There's a passage in George Meredith's Diana of the Crossways (published 1885) which I can't really understand:
'Favour can't help coming by rotation, except in very extraordinary circumstances, and he was ahead of me with you, and takes my due, and 'twould be hard on me if I weren't thoroughly indemnified.' Mr. Sullivan Smith bowed. 'You gave them just the start over the frozen minute for conversation; they were total strangers, and he doesn't appear a bad sort of fellow for a temporary mate, though he's not perfectly sure of his legs. And that we'll excuse to any man leading out such a fresh young beauty of a Bright Eyes—like the stars of a winter's night in the frosty season over Columkill, or where you will, so that's in Ireland, to be sure of the likeness to her.'
Diana, the young beauty in question, is Irish.

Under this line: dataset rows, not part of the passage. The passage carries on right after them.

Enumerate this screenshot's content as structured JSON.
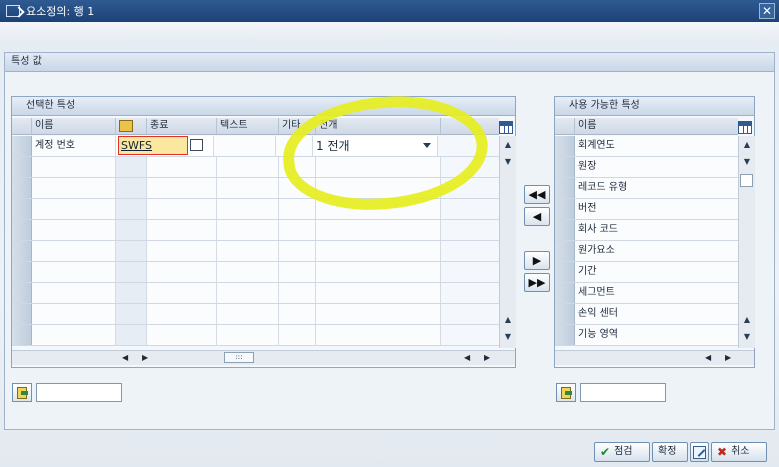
{
  "window": {
    "title": "요소정의: 행 1"
  },
  "group": {
    "title": "특성 값"
  },
  "selected": {
    "title": "선택한 특성",
    "columns": [
      "이름",
      "",
      "종료",
      "텍스트",
      "기타",
      "전개"
    ],
    "row": {
      "name": "계정 번호",
      "end_value": "SWFS",
      "expand": "1 전개"
    }
  },
  "available": {
    "title": "사용 가능한 특성",
    "column": "이름",
    "items": [
      "회계연도",
      "원장",
      "레코드 유형",
      "버전",
      "회사 코드",
      "원가요소",
      "기간",
      "세그먼트",
      "손익 센터",
      "기능 영역"
    ]
  },
  "footer": {
    "check": "점검",
    "confirm": "확정",
    "cancel": "취소"
  },
  "colors": {
    "highlight": "#e6ee1f",
    "titlebar": "#1b4277"
  },
  "icons": [
    "window-icon",
    "close-icon",
    "settings-icon",
    "find-icon",
    "check-icon",
    "edit-icon",
    "cancel-icon"
  ]
}
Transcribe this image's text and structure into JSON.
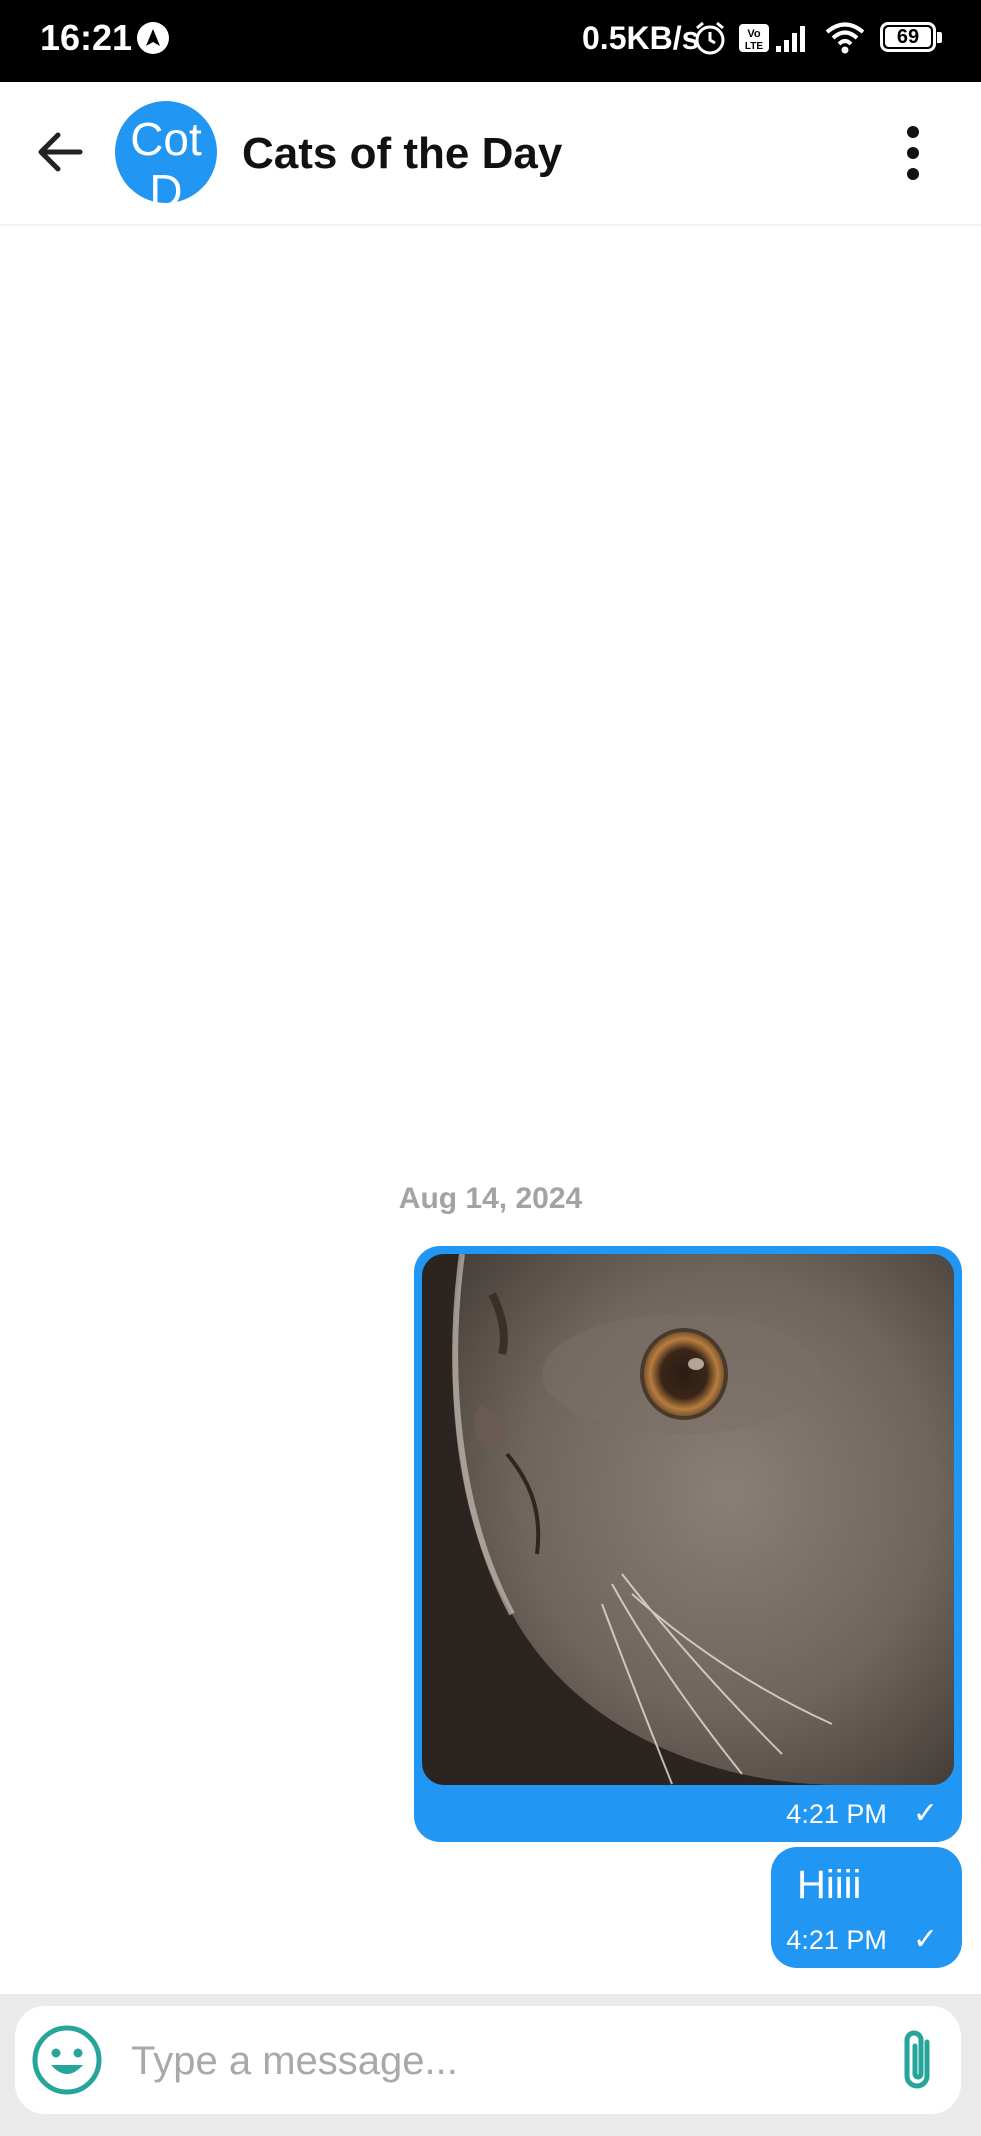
{
  "status_bar": {
    "time": "16:21",
    "network_speed": "0.5KB/s",
    "volte_label": "Vo LTE",
    "battery": "69",
    "icons": [
      "navigation-icon",
      "alarm-icon",
      "volte-icon",
      "signal-icon",
      "wifi-icon",
      "battery-icon"
    ]
  },
  "header": {
    "avatar_text": "CotD",
    "title": "Cats of the Day",
    "icons": [
      "back-arrow-icon",
      "more-vertical-icon"
    ]
  },
  "messages": {
    "date_separator": "Aug 14, 2024",
    "items": [
      {
        "type": "image",
        "image": "cat-photo",
        "time": "4:21 PM",
        "status": "✓"
      },
      {
        "type": "text",
        "text": "Hiiii",
        "time": "4:21 PM",
        "status": "✓"
      }
    ]
  },
  "composer": {
    "placeholder": "Type a message...",
    "value": "",
    "icons": [
      "emoji-icon",
      "paperclip-icon"
    ]
  },
  "colors": {
    "accent": "#2196f3",
    "emoji_icon": "#26a69a",
    "attach_icon": "#26a69a"
  }
}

My question is: why is there an article before "Bright Eyes"? Does it sound natural? I thought that the capital letters in "Bright Eyes" are there just because of Meredith's (or his epoch's) style, the author does use them quite a lot. But if it doesn't sound all right, it maybe means that "Bright Eyes" is a proper noun. On the other hand, the only person with this nickname I managed to find was born much later than the heroine of the book...
Thank you in advance!
Solution 1:
Bright Eyes is not a proper noun as we would understand it today, but it is creating a name by synecdoche — where a part of something is often used for the whole.
Here, he's creating an ideal person of beauty, characterised by her bright eyes, and giving her a name. The clue is in what follows, which refers to "the stars of a winter's night" — bright points of light shining in the dark sky.
The indefinite article simply chooses any Bright Eyes from however many there are in the world, just as one might choose an Andrew from all the Andrews there are.
Solution 2:
It seems to me like a figure of speech. His style of writing may have invoked the capital letters to emphasize her being beautiful.
Solution 3:
My first read is that "Bright Eyes" is the common name of a flower. Googling finds several modern flowers of that name but identification is difficult...
I did find an 1848 poem with perhaps similar usage, though it's ambiguous and may be a double entendre:
Mother! bright eyes make sunshine round thee still
I think the speaker is comparing Diana to a single flower of the species, "a fresh young beauty of a Bright Eyes", Irish flowers which are in imagery parallel to "the stars of a winter's night in the frosty season over Columkill". Mr Smith is quite the lyric poet.